Dipende dal volume dell'ordine e dalle esigenze di personalizzazione. Per ordini superiori a 50 unità o per qualsiasi personalizzazione OEM/ODM, acquistare direttamente dal produttore è più conveniente e offre un controllo diretto sulle specifiche. Per piccole quantità (meno di 20 unità) senza esigenze di personalizzazione, un rivenditore o un distributore potrebbe essere più pratico, poiché i produttori spesso prevedono un ordine minimo. Gli integratori di sistemi e i rivenditori che creano il proprio marchio dovrebbero sempre rifornirsi direttamente dai produttori per controllare la qualità e i margini di profitto.

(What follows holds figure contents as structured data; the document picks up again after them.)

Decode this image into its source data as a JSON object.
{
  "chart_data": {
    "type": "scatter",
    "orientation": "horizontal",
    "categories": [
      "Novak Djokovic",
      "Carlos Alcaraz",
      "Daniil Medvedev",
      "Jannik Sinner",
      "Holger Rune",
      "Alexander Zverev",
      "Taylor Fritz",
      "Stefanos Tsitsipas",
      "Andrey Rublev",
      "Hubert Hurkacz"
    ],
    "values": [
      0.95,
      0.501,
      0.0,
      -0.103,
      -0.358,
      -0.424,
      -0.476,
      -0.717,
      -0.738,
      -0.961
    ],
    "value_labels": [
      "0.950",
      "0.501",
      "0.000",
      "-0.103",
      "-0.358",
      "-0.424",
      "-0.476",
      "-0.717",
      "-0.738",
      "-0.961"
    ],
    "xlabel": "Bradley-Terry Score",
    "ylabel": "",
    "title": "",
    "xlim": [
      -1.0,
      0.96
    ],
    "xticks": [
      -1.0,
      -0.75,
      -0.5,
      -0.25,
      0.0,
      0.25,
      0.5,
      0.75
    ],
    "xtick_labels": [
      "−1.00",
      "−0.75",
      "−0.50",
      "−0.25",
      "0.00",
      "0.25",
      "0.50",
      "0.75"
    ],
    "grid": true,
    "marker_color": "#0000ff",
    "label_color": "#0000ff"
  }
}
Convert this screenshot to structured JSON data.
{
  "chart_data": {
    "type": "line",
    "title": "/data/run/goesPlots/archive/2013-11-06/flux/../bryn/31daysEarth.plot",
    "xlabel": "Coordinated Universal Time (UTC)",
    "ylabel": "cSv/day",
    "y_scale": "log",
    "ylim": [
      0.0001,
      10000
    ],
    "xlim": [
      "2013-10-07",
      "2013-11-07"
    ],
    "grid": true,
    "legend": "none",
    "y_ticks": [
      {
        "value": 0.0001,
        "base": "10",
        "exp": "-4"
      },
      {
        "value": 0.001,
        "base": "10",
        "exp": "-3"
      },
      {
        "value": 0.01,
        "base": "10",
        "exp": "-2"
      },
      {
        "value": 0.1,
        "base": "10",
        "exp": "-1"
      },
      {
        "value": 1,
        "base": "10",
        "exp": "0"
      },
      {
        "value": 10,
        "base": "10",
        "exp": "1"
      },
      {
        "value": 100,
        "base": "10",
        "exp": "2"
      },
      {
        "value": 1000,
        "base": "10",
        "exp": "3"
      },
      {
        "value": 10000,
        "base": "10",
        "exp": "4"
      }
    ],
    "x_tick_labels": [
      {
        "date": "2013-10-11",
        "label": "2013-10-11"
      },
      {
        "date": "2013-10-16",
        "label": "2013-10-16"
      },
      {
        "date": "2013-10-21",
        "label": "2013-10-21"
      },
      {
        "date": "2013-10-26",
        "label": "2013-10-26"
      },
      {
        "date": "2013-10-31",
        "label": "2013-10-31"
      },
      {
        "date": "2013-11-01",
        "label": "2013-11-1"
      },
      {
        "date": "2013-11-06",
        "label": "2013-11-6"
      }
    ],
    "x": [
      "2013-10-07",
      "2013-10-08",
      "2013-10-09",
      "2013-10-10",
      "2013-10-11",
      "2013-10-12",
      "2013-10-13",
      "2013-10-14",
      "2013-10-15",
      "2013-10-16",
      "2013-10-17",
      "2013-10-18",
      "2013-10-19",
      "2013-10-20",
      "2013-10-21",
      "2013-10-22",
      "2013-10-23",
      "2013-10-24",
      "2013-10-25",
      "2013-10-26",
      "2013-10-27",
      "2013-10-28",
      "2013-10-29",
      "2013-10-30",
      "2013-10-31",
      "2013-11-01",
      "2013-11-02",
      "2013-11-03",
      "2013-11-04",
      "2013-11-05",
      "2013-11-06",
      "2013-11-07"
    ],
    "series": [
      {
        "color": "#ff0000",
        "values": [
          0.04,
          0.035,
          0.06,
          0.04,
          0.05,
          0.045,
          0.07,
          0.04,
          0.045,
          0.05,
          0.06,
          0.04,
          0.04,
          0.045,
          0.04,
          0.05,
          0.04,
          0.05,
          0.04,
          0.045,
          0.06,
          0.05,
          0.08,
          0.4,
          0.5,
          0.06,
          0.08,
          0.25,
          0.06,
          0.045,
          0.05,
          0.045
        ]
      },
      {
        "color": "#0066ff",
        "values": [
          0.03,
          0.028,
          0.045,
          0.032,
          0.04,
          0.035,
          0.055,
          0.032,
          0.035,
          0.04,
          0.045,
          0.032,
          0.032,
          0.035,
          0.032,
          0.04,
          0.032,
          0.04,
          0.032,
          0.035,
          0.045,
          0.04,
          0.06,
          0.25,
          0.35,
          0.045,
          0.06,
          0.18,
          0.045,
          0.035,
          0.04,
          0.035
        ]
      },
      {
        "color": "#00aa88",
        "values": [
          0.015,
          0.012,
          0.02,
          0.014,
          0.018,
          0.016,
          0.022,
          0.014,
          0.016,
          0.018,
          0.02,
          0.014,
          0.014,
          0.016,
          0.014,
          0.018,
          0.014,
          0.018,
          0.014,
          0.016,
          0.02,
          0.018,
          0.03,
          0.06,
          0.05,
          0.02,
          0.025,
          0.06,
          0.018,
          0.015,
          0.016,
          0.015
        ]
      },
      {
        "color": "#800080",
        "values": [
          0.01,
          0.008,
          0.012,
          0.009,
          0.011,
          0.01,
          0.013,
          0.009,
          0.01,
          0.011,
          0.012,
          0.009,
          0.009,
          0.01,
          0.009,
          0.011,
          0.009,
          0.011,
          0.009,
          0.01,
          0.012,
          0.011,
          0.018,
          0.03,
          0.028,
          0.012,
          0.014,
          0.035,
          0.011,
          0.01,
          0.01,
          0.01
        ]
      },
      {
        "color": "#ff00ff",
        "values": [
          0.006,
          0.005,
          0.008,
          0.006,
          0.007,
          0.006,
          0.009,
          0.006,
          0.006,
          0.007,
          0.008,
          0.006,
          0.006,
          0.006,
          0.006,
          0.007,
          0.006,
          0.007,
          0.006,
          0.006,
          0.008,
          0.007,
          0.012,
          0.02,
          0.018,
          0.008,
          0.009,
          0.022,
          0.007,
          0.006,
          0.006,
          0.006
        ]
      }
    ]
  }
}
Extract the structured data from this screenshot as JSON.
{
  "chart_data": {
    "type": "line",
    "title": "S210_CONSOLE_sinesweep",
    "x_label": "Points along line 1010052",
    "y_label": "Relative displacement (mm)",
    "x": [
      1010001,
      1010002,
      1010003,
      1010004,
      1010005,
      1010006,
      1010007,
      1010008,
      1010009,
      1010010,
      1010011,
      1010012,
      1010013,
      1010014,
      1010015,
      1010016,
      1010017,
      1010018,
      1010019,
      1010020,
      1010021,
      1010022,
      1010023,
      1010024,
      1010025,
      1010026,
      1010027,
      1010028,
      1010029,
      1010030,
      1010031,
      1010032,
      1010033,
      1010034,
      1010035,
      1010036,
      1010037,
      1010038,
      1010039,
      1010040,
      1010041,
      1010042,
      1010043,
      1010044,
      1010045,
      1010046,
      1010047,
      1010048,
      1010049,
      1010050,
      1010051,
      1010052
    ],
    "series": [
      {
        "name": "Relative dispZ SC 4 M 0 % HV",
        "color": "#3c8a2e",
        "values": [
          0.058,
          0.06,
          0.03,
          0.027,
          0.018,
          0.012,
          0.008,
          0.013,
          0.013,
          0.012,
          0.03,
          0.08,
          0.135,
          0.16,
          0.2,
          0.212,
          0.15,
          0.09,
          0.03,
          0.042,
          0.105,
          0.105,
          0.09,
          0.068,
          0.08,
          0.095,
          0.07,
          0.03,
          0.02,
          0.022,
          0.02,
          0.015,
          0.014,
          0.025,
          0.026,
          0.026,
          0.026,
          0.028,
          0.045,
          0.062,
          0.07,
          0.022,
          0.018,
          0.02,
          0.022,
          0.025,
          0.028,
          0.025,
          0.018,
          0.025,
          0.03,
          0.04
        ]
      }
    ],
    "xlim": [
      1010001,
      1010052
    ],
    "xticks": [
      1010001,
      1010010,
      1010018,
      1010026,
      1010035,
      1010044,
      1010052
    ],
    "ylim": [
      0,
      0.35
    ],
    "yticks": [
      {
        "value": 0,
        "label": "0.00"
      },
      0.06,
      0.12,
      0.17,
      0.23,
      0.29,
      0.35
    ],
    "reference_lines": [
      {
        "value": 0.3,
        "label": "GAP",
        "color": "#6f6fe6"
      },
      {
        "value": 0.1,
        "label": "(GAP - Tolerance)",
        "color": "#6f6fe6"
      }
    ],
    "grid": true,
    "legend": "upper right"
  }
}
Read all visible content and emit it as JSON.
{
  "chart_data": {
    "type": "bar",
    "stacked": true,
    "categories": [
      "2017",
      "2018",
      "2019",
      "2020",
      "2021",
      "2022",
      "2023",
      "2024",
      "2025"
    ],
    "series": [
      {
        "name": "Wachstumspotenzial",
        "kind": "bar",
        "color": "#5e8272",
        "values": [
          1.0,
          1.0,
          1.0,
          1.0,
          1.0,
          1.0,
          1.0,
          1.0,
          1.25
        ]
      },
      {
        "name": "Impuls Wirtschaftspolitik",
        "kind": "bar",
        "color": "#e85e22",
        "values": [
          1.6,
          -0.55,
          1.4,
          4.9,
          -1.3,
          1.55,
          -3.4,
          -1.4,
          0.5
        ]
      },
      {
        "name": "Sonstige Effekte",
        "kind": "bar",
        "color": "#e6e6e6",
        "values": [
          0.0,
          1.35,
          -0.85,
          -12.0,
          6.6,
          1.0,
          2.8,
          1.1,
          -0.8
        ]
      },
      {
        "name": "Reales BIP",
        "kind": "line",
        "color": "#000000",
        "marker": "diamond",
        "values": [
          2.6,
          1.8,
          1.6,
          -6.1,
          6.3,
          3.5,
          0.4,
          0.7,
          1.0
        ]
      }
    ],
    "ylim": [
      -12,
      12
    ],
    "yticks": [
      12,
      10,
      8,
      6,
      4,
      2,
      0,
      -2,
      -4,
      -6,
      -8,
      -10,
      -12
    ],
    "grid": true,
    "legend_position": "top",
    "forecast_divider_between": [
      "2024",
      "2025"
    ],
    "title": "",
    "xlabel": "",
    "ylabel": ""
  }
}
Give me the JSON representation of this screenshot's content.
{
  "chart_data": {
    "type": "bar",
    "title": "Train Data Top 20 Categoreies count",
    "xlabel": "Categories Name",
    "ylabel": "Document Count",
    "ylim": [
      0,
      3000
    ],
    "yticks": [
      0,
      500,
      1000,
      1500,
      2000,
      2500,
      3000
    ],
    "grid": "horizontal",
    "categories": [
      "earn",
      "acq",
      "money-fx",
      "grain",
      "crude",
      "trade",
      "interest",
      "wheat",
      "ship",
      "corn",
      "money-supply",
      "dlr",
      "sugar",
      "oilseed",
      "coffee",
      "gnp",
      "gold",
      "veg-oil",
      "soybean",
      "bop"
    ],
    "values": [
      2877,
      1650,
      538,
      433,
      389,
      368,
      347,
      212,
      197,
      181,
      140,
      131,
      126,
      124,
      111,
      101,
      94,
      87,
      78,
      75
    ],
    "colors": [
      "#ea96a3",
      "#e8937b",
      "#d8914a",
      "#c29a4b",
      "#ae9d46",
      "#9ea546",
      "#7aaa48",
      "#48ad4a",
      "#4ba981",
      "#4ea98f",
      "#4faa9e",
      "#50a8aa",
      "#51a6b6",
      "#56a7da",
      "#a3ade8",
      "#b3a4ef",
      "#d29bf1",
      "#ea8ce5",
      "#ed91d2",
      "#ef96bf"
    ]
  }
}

Cosa significa OEM nel settore dei terminali POS?
Nel contesto dei terminali POS, OEM (Original Equipment Manufacturer) significa che la fabbrica produce terminali secondo le specifiche del cliente, apponendovi poi il suo marchio. Il cliente fornisce l'identità del marchio e i requisiti; il produttore si occupa di progettazione, attrezzaggio, produzione e controllo qualità. Il prodotto finito viene spedito con il marchio del cliente. Questo si differenzia da ODM (Original Design Manufacturer), in cui la fabbrica utilizza un proprio design esistente e il cliente vi applica il proprio marchio: questo approccio è più rapido e prevede un MOQ (quantità minima d'ordine) inferiore, ma offre una minore differenziazione rispetto ai concorrenti che utilizzano la stessa fabbrica.
Perché i terminali POS delle società commerciali a volte costano di più rispetto a quelli acquistati direttamente dal produttore?
Le società commerciali aggiungono un margine del 15-40% al prezzo di fabbrica per coprire i costi operativi, del personale di vendita, del magazzino e il proprio profitto. Per piccoli quantitativi, questo ricarico può essere accettabile per la comodità di trattare con un unico intermediario. Per volumi elevati (oltre 50 unità), il ricarico diventa significativo e la società commerciale non ha la possibilità di personalizzare il prodotto, risolvere i difetti di fabbricazione alla fonte o garantire la coerenza tra i lotti di produzione, poiché non controlla la fabbrica.